The technical part of the interview was an experience. The interviewer who was also the manager of the team I was interviewing for jumped right into a question without a preamble. The question was about an on-call alert and how I would handle it. It was a very general question focused on HTTP status codes. I have a lot of on-call experience. I know a company can leave on-call responsibilities indeterminate if allowed to. This is why when you deploy an app or service you ensure the process for troubleshooting it is documented. Create alerts for critical components, indeed, but you control what's deployed and how, so you can control how to handle errors, how to describe alerts, so that the problem is clearer for the person on-call who you woke up. Projects should have runbooks, alerts and errors should be handled in specific internal ways that provide information to people on-call. I went into these details with the interviewer but he had tunnel vision for his question and continued to focus on HTTP status codes. In the end, I refused to answer his questions because he did not answer mine. Why was I being woken up by this general error when we control the pipes? By the way, knowing a specific HTTP status code (and there many of them) does not mean you're experienced. It means a service has failed so many times that that general error has dug into your memory.
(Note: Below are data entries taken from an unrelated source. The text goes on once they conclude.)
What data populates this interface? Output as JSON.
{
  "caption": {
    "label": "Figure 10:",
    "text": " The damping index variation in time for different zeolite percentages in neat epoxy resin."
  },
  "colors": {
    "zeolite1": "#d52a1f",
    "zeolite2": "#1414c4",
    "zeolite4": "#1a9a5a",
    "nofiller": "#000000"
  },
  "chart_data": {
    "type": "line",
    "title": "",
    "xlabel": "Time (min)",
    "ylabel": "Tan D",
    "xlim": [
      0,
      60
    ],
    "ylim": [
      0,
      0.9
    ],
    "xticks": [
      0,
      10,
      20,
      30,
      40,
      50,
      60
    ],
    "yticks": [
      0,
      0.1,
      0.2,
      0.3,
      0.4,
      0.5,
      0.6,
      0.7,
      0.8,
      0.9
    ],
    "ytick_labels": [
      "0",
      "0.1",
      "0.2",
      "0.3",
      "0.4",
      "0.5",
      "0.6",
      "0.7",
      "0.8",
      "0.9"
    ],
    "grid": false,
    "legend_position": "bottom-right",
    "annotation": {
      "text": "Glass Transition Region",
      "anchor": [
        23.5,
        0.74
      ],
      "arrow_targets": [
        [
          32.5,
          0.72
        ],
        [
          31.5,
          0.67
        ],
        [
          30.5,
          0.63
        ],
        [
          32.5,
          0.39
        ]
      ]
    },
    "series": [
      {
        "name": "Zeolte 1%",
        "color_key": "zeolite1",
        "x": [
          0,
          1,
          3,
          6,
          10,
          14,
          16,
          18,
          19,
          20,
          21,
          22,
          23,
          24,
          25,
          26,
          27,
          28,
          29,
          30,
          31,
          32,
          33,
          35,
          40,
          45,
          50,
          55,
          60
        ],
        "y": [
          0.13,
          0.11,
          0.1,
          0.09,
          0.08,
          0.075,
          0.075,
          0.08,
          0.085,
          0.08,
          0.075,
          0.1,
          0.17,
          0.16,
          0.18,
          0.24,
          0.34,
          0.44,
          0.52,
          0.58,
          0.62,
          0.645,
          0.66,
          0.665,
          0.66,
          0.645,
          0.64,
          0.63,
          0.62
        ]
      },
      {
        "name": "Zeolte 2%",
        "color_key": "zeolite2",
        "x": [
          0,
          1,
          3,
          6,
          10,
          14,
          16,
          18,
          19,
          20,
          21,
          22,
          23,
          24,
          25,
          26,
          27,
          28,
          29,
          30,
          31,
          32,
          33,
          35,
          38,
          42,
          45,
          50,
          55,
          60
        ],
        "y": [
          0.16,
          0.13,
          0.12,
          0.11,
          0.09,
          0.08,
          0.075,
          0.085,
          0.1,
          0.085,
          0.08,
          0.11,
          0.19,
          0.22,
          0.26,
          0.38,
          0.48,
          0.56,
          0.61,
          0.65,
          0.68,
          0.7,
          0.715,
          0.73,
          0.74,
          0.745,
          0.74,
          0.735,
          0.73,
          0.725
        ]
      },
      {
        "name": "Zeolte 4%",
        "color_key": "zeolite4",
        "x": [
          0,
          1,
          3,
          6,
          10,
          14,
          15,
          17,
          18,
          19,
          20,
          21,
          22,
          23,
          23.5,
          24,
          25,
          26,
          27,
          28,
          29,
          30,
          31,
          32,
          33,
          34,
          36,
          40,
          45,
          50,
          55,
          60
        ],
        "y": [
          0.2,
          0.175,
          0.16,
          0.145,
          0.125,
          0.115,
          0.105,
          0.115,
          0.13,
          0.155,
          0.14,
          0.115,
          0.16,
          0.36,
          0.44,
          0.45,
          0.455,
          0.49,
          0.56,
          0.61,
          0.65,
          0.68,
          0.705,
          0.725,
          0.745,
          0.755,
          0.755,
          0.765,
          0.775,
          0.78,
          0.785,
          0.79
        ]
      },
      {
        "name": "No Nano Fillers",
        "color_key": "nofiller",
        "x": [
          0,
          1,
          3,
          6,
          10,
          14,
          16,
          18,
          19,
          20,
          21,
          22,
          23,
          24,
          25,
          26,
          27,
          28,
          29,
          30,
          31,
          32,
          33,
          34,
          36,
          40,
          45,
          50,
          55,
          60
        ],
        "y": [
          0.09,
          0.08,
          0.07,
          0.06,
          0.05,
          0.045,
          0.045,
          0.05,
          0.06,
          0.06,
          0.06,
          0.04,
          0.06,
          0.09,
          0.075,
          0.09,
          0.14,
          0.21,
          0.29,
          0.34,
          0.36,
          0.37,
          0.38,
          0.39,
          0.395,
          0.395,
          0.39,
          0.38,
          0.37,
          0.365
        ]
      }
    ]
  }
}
There was another person in the room with him, an intern. This intern then asked a coding question straight from a classroom. Reinvent something to do with strings like reversal or splicing, etc. Nothing wrong with that or the intern. This is more reflective of a manager who likes to bring interns to interviews or if not interns then someone who is believed to be more in touch with these academic coding questions.
There were other parts of the interview that were just fine. Those two points I think paint a clear picture of the type of employee who would thrive there. If you are young and just out school, try this place you might enjoy it. If you're older, raising a family, value your personal time, consider the company's product because it will tell you who they are.